27 Als Ahazia de Koningh van Iuda [dat ] sagh; soo vloodt hy door den wegh van het huys des hofs: doch Iehu vervolghde hem achter na, ende seyde; Slaet hem oock op den wagen, aen den opgangh na Gur, die by Iibleam is; ende hy vloodt na Megiddo, ende sterf aldaer.
28 Ende sijne knechten voerden hem na Ierusalem, ende sy begroeven hem in sijn graf, by sijne vaderen in de stadt Davids.
29 In het elfde jaer nu van Ioram den soon Achabs, was Ahazia Koningh geworden over Iuda.
30 Ende Iehu quam te Iizreël: als Izebel [dat ] hoorde, soo blanckettede sy haer aengesicht, ende vercierde haer hooft, ende keeck ter venster uyt.
31 Doe nu Iehu ter poorten in quam, seyde sy; Is ’t wel, ô Zimri sijnes heeren dootslager?
32 Ende hy hief sijn aengesicht op na de venster, ende seyde; Wie is met my? wie? Doe sagen op hem twee drie Kamerlingen.
33 Ende hy seyde; Stootse van boven neder: ende sy stietense van boven neder, soo dat van haer bloet aen den wandt, ende aen de peerden gesprenght wert, ende hy vertradtse.
34 Als hy nu ingekomen was, ende gegeten, ende gedroncken hadde, seyde hy: Siet nu na die vervloeckte, ende begraeftse: want sy is eens Koninghs dochter.
35 Ende sy gingen henen om haer te begraven: doch sy en vonden niet van haer, dan het beckeneel, ende de voeten, ende de palmen harer handen.
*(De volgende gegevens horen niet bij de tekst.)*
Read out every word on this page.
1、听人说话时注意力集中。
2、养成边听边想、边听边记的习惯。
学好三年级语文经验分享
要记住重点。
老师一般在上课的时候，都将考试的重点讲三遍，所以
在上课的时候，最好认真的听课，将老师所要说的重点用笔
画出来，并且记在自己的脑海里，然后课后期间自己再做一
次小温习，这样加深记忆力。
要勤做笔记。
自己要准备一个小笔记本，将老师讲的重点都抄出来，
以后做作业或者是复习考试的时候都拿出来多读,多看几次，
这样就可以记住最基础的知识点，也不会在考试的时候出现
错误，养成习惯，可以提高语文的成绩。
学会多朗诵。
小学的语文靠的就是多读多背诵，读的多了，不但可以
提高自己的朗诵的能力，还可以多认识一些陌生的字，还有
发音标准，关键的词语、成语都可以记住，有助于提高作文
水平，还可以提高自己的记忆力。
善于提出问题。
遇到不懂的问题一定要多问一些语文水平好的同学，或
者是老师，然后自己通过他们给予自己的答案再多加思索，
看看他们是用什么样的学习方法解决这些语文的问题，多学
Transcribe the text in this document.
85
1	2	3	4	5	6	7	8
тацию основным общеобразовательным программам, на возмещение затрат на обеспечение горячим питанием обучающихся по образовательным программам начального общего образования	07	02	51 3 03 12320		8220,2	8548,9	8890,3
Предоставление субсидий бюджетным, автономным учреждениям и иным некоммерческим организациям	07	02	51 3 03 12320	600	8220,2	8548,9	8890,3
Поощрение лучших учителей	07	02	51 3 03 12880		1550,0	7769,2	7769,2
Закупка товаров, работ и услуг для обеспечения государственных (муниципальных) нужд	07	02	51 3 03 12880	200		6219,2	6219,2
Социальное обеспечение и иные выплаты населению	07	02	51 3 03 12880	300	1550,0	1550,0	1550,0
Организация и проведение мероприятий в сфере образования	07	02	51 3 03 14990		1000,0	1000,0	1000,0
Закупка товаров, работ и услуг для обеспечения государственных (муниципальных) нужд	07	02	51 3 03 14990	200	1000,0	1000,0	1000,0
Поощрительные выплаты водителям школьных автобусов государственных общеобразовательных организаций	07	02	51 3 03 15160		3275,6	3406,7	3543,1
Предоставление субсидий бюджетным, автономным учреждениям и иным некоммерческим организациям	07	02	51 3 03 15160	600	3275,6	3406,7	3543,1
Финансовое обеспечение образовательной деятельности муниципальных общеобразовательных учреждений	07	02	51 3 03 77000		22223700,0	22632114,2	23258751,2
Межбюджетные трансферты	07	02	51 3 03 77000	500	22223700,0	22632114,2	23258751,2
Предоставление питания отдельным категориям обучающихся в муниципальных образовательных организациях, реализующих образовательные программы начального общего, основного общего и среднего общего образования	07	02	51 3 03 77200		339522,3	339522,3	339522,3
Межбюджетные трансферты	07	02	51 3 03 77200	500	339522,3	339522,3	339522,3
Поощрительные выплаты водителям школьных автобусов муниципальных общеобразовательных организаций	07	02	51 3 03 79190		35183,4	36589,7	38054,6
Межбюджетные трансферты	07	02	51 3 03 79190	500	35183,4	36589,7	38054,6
36 Doe quamen sy weder, ende gaven het hem te kennen, ende hy seyde; Dit is het woort des HEEREN, dat hy gesproken heeft door den dienst sijnes knechts Elia, des Thisbiters, seggende: Op het stuck [lants ] van Iizreël sullen de honden het vleesch Izebels eten.
37 Ende het doode lichaem Izebels sal zijn gelijck mest op den velde, in het stuck [lants ] van Iizreël; dat men niet sal konnen seggen, Dit is Izebel.